Gaines returned to the southeastern frontier in 1816 and resumed his duties in keeping the peace, this time along the borders of Alabama, Georgia, and Spanish Florida. Gaines’s headquarters were located at a stockade built under his direction in southern Georgia at a bend in the Chattahoochee River near the border with present-day Alabama. The soldiers named the post Fort Gaines in honor of their general, and it eventually grew into the town of Fort Gaines, Georgia. From 1816 until 1821, Gaines devoted much of his energy to arbitrating disputes arising from the Treaty of Fort Jackson, which was signed by Gen. Andrew Jackson and Creek leaders in the aftermath of the Battle of Horseshoe Bend. Squatting by white settlers and the forced cession of 23 million acres of Creek land led to violent clashes along the borders between Alabama and Georgia and Georgia and Spanish Florida. It was often Gaines’s responsibility to forcibly evict white squatters and Native Americans from lands to which they had restricted access. Gaines also often corresponded with the governor of Spanish Florida to negotiate the policies of the southeastern frontier region.

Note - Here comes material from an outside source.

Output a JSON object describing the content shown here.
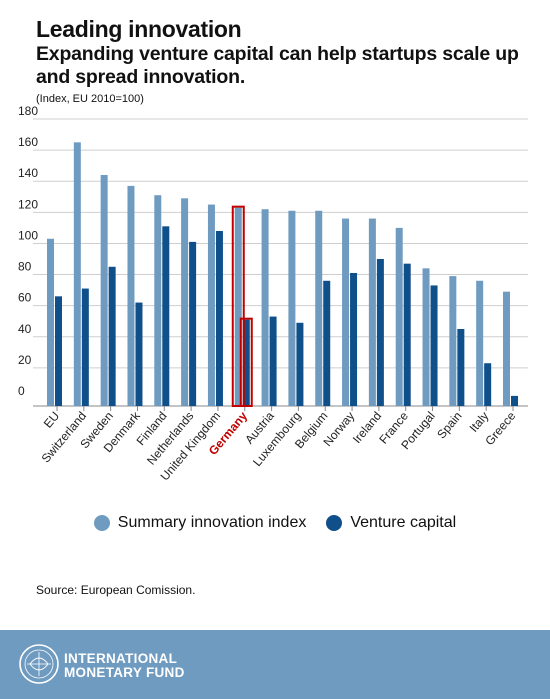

Gaines often expressed in private correspondence and in letters to his commanders in Washington the view that the U.S. government should deal with Native Americans fairly and humanely. He opposed removal and war and instead advocated converting them to Christianity and allowing them to join the military. Throughout his career, Gaines supplied starving Native Americans with food, thoroughly investigated accusations of Native American violence rather than retaliating rashly, and refused to protect the rights of white squatters who settled on lands still held by Native Americans. His views were contrary to Andrew Jackson’s policies, however, creating animosity between the two. Gaines also quarreled publicly with Gen. Winfield Scott about U.S. Native American policy, and as a result Gaines was denied promotion to major general despite aggressively campaigning for the position. Instead, Gaines shared command of the U.S. military’s Eastern and Western Departments with Scott from 1821 to 1836.

In 1836, after the outbreak of the Texas Revolution, Gaines, now based in New Orleans, sent troops to assist Sam Houston and the Texan Army in their battle to take over Texas, which was at the time a territory of Mexico. Gaines married a third time in 1839 to Myra Clark Whitney. In 1846, Gaines issued calls for volunteer troops to assist Gen. Zachary Taylor’s forces on the Rio Grande during the Mexican-American War. The federal government censured these efforts and reproved Gaines for proceeding without orders from Washington. Throughout the period in which he was based in New Orleans, Gaines worked to influence military policy and infrastructural planning in the frontier region surrounding the Arkansas, Missouri, and Mississippi Rivers. Gaines supported establishing more military outposts in advance of civilian settlement as a method of preventing clashes between settlers, Native Americans, and foreign powers.

Gaines died in New Orleans of cholera on June 6, 1849. He is buried in Mobile in the historic Church Street Graveyard. A number of places bear his name, including towns named Gainesville in Florida, Georgia, and Texas. Fort Gaines, located at the mouth of Mobile Bay, is also named for Gaines.

Further Reading

  • Silver, James W. “Edmund Pendleton Gaines and Frontier Problems, 1801–1849.” The Journal of Southern History 1 (August 1935): 320–44.
  • ———. Edmund Pendleton Gaines, Frontier General. Baton Rouge: Louisiana State University Press, 1949.